The BCC now warns that output will shrink by 0.4% in 2012 as the eurozone crisis drags on and food and oil prices continue to rise. Just three months ago it had predicted the economy would grow in 2012 (albeit by a whisker at 0.1%.) Next year’s outlook is looking rosier with a predicted 1.2% growth in GDP, the BCC says – but it is a drop from the 1.9% estimate made in June.
‘Politicians need to get some political backbone and show leadership,’ the BCC’s Director General John Longworth urged, demanding immediate action to lift the UK out of recession. Giving companies bigger tax breaks for spending on plant and machinery would be one way to break the ‘vicious cycle of stagnation,’ the BCC said. The group is also calling for National Insurance contributions to be lowered to encourage job creation and is calling for the government to stimulate construction to kick-start the stagnating housing sector.
But the BCC continued to back the government’s austerity measures (the government is hoping to reduce the deficit by squeezing the public sector and using the money to boost investment.)

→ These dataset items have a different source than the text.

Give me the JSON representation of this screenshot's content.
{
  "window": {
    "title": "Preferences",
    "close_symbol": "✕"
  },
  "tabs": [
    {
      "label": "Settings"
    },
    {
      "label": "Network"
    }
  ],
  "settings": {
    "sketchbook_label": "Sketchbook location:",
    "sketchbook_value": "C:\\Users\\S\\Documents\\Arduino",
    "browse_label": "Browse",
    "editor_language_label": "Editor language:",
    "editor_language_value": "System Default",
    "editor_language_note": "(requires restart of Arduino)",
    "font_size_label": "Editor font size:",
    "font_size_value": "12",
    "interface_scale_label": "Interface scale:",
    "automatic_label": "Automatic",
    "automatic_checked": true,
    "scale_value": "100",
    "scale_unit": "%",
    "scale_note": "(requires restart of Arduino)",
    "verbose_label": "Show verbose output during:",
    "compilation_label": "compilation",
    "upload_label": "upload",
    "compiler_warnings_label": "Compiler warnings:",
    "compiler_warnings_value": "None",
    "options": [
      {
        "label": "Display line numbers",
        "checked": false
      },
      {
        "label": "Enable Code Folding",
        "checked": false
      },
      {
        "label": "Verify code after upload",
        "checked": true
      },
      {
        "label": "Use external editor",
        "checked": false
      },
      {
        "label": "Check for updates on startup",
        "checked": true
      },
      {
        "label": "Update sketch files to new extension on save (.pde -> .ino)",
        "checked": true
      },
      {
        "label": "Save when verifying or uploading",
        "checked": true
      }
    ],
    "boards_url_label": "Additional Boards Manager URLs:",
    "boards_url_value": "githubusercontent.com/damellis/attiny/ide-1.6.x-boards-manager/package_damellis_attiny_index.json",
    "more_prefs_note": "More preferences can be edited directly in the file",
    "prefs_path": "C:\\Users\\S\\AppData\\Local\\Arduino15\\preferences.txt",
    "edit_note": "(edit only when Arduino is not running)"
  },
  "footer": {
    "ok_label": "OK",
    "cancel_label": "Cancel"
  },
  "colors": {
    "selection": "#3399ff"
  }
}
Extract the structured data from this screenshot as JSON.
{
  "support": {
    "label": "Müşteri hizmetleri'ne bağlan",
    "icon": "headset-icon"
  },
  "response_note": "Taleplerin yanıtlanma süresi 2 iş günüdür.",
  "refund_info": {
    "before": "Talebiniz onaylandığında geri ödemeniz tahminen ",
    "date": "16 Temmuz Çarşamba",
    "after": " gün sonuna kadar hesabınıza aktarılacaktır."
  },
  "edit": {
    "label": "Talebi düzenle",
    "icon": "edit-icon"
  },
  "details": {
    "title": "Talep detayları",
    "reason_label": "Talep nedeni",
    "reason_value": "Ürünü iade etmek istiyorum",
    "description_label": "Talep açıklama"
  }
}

The CBI has also given a gloomy diagnosis of Britain’s financial health. The group expects a 0.4% contraction this year, but says growth will pick up by 3.5% in 2013. ‘The underlying reality of the economy is undoubtedly pretty flat,’ the CBI’s director-general John Cridland warned.
But on a brighter note the CBI said inflation, which is expected to fall back to close to its 2% target in coming months, will help ease the pressure on household finances.